From adding artistry to your action shots to zinging zip into your zebra portraits, this year’s annual how-to special is a veritable encyclopedia of photographic fun. Read on for an alphabet of inspiration.
L is for Live Music
Photo by: Dan Bracaglia [TheLondonBroil.com]
Concert venues are notoriously dark, so fast prime lenses and flashes (if allowed) are the way to go. Crank up the ISO: Without a flash, your shutter speed will be slow, but 1/60 sec is the low limit. Noise is better than blur.

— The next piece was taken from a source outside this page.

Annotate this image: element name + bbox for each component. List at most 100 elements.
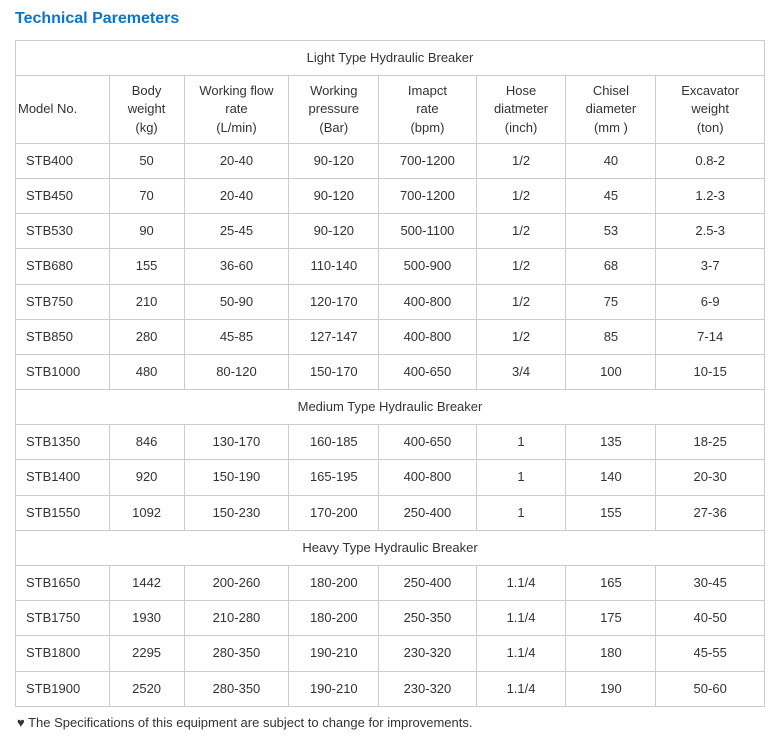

Set your aperture wide open: For tight shots of individual band members, set aperture priority mode and lock an exposure on a spotmeter reading of the faces. For wide shots, use evaluative metering to get the proper exposure, and shoot in manual to keep that setting locked. Get facial expressions: Staying on the sides of the stage is a great way to do this, but remember to move around throughout the show to get photos of the crowd.
M is for Monochrome HDR
One of best ways to learn the basics of high-dynamic-range imaging is to start with monochrome—it is more forgiving than color and free of the artificial color shifts that often mar newbie HDRs. Contributor Jim Shoemaker (see this month’s Traveling Photographer, page 42) advises the following steps. Tone-map the image: In Photomatix Pro, use very low settings to avoid an “overbaked” look. The result will be pretty flat, but with full detail. Bring out midtone contrast: In Adobe Photoshop, use the Tonal Contrast adjustment in Nik’s Color Efex Pro plug-in. Fine-tune: Use Nik Silver Efex Pro to adjust contrast, shadows, highlights, brightness, and toning.
N is for Newborn
Photo by: Chloe Ramirez
Too young to smile or hold up their heads, newborns are a challenge to photograph. Here are some strategies. Make babies comfortable: Be sure they are fed, but wait about half an hour for postprandial gassiness to subside. Most newborns (until about 14 days old) will sleep through anything, so you’ll have much more freedom to position one than you will an older baby. Get blankets and fabrics with great textures, and place the baby in and on whatever you can find—baskets, mixing bowls, cushions. Turn up the heat (as warm as 85 degrees): Make sure the baby is toasty so you can get the all-important bare shots. Bonus tip: If baby gets the hiccups, grab a camera. Shoot in burst mode—if you catch the right moment, a hiccup can look like a smile.
O is for Organize
To figure out which memory cards are empty and which are full, create a system. Store cards right-side up and facing out if they are empty. Flip them upside down if they are partly full, and upside down and backwards when they’re spent.
P is for Pop-up Flash
This can be harsh, so diffuse the output: Tape one or more sheets of single-ply tissue over the flash head, or use an accessory modifier such as the Lightscoop, a mirror that snaps in front of the pop-up to bounce its blast to a ceiling or wall.
Q is for Quiet
When a situation demands a silent camera, pros use pricey soundproof camera housings called blimps. For a gadget-free solution, use quiet mode (for instance, Canon’s EOS 5D Mark III has one). If your lens is noisy when focusing, go manual. And in a pinch, you can always wrap your camera in fabric.